Regularization performs feature selection by shrinking the contribution of features.

For L1-regularization, this is accomplished by driving some coefficients to zero.

Feature selection can also be performed by removing features.

### Why is Feature Selection Important?

Reducing the number of features can prevent overfitting.

For some models, fewer features can improve fitting time and/or results.

Identifying most critical features can improve model interpretability.

## Ridge Regression

![Reg Cost Function: Ridge Regression](./images/08_RegCostFunctionRidgeRegression.png "Reg Cost Function: Ridge Regression")

### Standard scaling 

![Scale matter](./images/09_Scale_matter.png "Scale matter")



### Ridge Regression:

the complexity penalty is applied proportionally to squared coefficient values.

- The penalty term has the effect of "shrinking" coefficients toward 0.
- This imposes bias on the model, but also reduces variance.
- We can select the best regularization strength lambda via cross-validation.
- It's best practice to scale features (i.e. using StandardScaler)
so penalties aren't impacted by variable scale.



$$ J(\beta_0,\beta_1)=\dfrac{1}{2m}\sum_{i=1}^m((\beta_0+\beta_1 x_{obs}^i)-y_{obs}^i)^2 + \lambda\sum_{j=1}^k\beta_j^2$$

Penalty shrinks magnitude of all coefficients

Larger coefficients strongly penalized because of the squaring

![Ridge Regression in Actior](./images/10_RidgeRegressionInAction.png "Ridge Regression in Actior")

![Complexity Tradeoff](./images/11_ComplexityTradeoff.png "Complexity Tradeoff")

## Lasso Regression

![Lasso Regression](./images/12_LassoRegression.png "Lasso Regression")

With Ridge or L_2, we use the coefficient squared and with LASSO we'll be using the absolute value of each one of these coefficients.

In LASSO regression: the complexity penalty ^ (lambda) is proportional to
the absolute value of coefficients.
- LASSO: Least Absolute Shrinkage and Selection Operator.
- Similar effect to Ridge in terms of complexity tradeoff:
increasing lambda raises bias but lowers variance.
- LASSO is more likely than Ridge to perform feature selection,
in that for a fixed A, LASSO is more likely to result in coefficients being set to zero.

$$ J(\beta_0,\beta_1)=\dfrac{1}{2m}\sum_{i=1}^m((\beta_0+\beta_1 x_{obs}^i)-y_{obs}^i)^2 + \lambda\sum_{j=1}^k|\beta_j|$$

Penalty selectively shrinks some coefficients.

Can be used for feature selection.

Slower to converge than Ridge regression.

## Between Ridge and Lasso : Elastic Net 

![Elastic Net ](./images/13_ElasticNet.png "Elastic Net ")
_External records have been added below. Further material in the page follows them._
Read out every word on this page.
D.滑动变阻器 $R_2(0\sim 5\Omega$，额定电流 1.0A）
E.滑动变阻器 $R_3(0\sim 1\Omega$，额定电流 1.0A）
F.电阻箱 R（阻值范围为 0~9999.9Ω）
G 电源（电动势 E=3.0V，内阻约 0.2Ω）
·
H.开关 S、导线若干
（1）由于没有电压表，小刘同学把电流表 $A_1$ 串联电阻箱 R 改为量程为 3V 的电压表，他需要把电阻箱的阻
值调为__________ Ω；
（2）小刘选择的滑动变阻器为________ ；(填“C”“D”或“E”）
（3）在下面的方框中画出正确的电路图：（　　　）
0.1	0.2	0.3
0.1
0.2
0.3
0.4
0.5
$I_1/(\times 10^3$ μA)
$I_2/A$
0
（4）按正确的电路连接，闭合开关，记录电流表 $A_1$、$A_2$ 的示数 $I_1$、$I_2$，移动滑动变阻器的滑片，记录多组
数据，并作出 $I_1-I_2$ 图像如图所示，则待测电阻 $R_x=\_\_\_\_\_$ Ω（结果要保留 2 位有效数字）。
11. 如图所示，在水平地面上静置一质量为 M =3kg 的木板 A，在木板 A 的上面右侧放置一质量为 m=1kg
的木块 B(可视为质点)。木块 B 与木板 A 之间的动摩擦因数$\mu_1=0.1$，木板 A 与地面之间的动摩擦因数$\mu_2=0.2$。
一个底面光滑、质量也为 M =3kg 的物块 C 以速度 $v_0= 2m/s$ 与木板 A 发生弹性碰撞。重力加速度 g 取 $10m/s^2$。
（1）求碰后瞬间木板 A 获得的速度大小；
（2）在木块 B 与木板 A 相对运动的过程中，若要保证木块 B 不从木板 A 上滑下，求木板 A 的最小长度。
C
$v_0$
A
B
$$ J(\beta_0,\beta_1)=\dfrac{1}{2m}\sum_{i=1}^m((\beta_0+\beta_1 x_{obs}^i)-y_{obs}^i)^2 + \lambda\sum_{j=1}^k|\beta_j| + \lambda_2\sum_{j=1}^k\beta_j^2$$


Elastic Net combines penalties from both Ridge and LASSO regression.

It requires tuning of an additional parameter that determines emphasis
of L1 VS. L2 regularization penalties.

The differences between L1 and L2 regularization:

L1 regularization penalizes the sum of absolute values of the weights, whereas L2 regularization penalizes the sum of squares of the weights. The L1 regularization solution is sparse. The L2 regularization solution is non-sparse.




### Recursive Feature Elimination

Recursive Feature Elimination (RFE) is an approach that combines:
- A model or estimation approach
- A desired number of features
RFE then repeatedly applies the model, measures feature importance,
and recursively removes less important features.

### Recursive Feature Elimination: The Syntax
Import the class containing the feature selection method
```python 
from sklearn.feature_selection import RFE
```
Create an instance of the class
```python
rfeMod = RFE(est, n_features_to_select=5)
```
Fit the instance on the data and then predict the expected value
```python
rfeMod = rfeMod.fit(X_train, y_train)
y_predict = rfeMod.predict(X_test)
```
The RFECV class will perform feature elimination using cross validation.